Blake is a local, growing up in Steilacoom, Washington, cooking with his grandparents, fishing, clamming, crabbing. "It was all seafood and nature," he recalls. Even so, he didn't plan on a culinary career. He went into criminal justice on a soccer scholarship and when done, knew he didn't want it. He decided on the military, but his mother was a solid no. She suggested culinary. "I do appreciate the structure and that it's technique-driven," he says. Blake attended the Art Institute of Seattle's one-year program. His first job at 19 was as a host at The Daily Grill, associated with the Sheraton Grand Seattle. He then attended the French Culinary Institute in Manhattan, working at well-known spots like Jean-Georges, Oceana, and The Fatty Crab where he worked with a James Beard award-winning chef.

He returned to Seattle where he staged at Canlis and worked at Café Juanita and La Spiga, then returned to New York to work at a hotel and Artisan restaurant in Southport, Connecticut that featured New England-style farm-to-table. "I helped open it and was the Executive Sous Chef." He stayed on the East Coast for two more years, then returned to Seattle. "I love the East Coast but keep getting drawn back here." He helped open Tilikum Place Café as Chef de Cuisine, and then Some Random Bar.

He and his wife then opened their own organic, farm-to-table restaurant in Steilacoom, De La Terre. "It was like recreating what I'd done when young: crabbing, foraging mushrooms, and creating awesome relationships with local small farmers." At the same time, he decided to take his passion for wine to the next level. Self-taught, he is now a level 2 sommelier. At De La Terre, he was the chef, and his wife was the GM. When they decided to have a child, they realized they couldn't do it all. They told everyone three months in advance they would close, and they sold out every night for three months. They closed in late 2019, before the pandemic. "We weren't built for take-out food, so the timing was good for us," Blake says. With a 3-year-old son and 9-year-old daughter from a previous relationship, Blake decided he would no longer do food. He became the Beverage Director at Rider at the Hotel Theodore until the pandemic closed it. "I was able to be at home for four months with my wife while she was pregnant. It was one of the best times." He then worked for Walden Selections, a wine distributor and importer.

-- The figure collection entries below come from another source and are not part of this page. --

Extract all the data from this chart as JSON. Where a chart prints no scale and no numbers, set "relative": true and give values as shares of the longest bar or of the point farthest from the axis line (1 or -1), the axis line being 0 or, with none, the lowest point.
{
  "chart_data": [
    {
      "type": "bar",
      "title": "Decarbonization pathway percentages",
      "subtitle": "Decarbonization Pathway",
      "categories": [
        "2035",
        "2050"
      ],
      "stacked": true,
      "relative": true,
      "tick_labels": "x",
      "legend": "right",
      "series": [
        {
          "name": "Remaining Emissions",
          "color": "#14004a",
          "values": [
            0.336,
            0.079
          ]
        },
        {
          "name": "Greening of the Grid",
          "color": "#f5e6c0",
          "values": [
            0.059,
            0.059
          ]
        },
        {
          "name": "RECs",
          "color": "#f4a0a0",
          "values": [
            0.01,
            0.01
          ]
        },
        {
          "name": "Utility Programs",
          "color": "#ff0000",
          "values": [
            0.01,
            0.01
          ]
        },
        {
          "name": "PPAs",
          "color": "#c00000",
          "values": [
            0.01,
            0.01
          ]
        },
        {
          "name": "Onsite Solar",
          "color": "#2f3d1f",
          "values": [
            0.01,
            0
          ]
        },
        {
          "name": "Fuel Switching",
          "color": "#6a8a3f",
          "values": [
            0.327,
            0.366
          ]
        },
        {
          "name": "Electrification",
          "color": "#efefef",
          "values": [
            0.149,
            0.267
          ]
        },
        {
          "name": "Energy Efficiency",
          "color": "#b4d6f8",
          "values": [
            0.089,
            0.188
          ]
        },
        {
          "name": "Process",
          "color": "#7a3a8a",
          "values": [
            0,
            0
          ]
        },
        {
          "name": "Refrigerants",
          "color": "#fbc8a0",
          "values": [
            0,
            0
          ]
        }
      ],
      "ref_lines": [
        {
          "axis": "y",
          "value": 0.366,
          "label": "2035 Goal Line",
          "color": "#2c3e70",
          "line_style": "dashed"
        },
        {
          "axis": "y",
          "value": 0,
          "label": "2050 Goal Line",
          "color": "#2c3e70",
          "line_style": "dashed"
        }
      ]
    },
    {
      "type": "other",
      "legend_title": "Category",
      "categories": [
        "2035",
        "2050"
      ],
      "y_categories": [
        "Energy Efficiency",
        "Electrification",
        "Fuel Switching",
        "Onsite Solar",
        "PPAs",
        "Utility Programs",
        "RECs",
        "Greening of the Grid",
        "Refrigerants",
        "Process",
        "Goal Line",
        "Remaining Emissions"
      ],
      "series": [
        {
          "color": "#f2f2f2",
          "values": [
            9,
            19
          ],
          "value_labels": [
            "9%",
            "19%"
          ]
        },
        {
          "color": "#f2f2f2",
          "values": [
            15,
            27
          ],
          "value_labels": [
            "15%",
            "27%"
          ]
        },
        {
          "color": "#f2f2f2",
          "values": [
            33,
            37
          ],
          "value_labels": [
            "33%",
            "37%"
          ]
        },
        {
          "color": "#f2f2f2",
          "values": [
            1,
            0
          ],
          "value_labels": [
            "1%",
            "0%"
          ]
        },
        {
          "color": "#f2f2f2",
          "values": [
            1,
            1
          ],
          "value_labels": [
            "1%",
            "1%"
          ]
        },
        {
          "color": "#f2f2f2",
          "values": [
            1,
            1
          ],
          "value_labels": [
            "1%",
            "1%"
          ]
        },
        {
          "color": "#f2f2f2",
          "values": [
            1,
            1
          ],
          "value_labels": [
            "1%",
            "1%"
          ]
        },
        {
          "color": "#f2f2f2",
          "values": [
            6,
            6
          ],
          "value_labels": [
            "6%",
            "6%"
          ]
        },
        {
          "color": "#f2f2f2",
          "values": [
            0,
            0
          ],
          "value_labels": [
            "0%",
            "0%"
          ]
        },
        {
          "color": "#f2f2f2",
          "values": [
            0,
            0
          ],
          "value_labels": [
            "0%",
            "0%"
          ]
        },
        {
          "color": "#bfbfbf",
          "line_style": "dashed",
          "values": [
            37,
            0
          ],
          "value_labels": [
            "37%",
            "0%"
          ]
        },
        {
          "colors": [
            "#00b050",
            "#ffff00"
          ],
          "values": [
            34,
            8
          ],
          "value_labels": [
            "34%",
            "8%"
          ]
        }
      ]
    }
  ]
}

He became the Executive Chef/Creator of Spice Lab in Tacoma, a pop-up inside a bar, two weeks after his son was born. "I helped the owner with his branding and growing the company. We parted ways when I took the Executive Chef job at"

Blake saw an ad for the executive chef position at Alder & Ash and became the first employee in April of 2023, doing research and development. The restaurant and bar opened in late May 2023.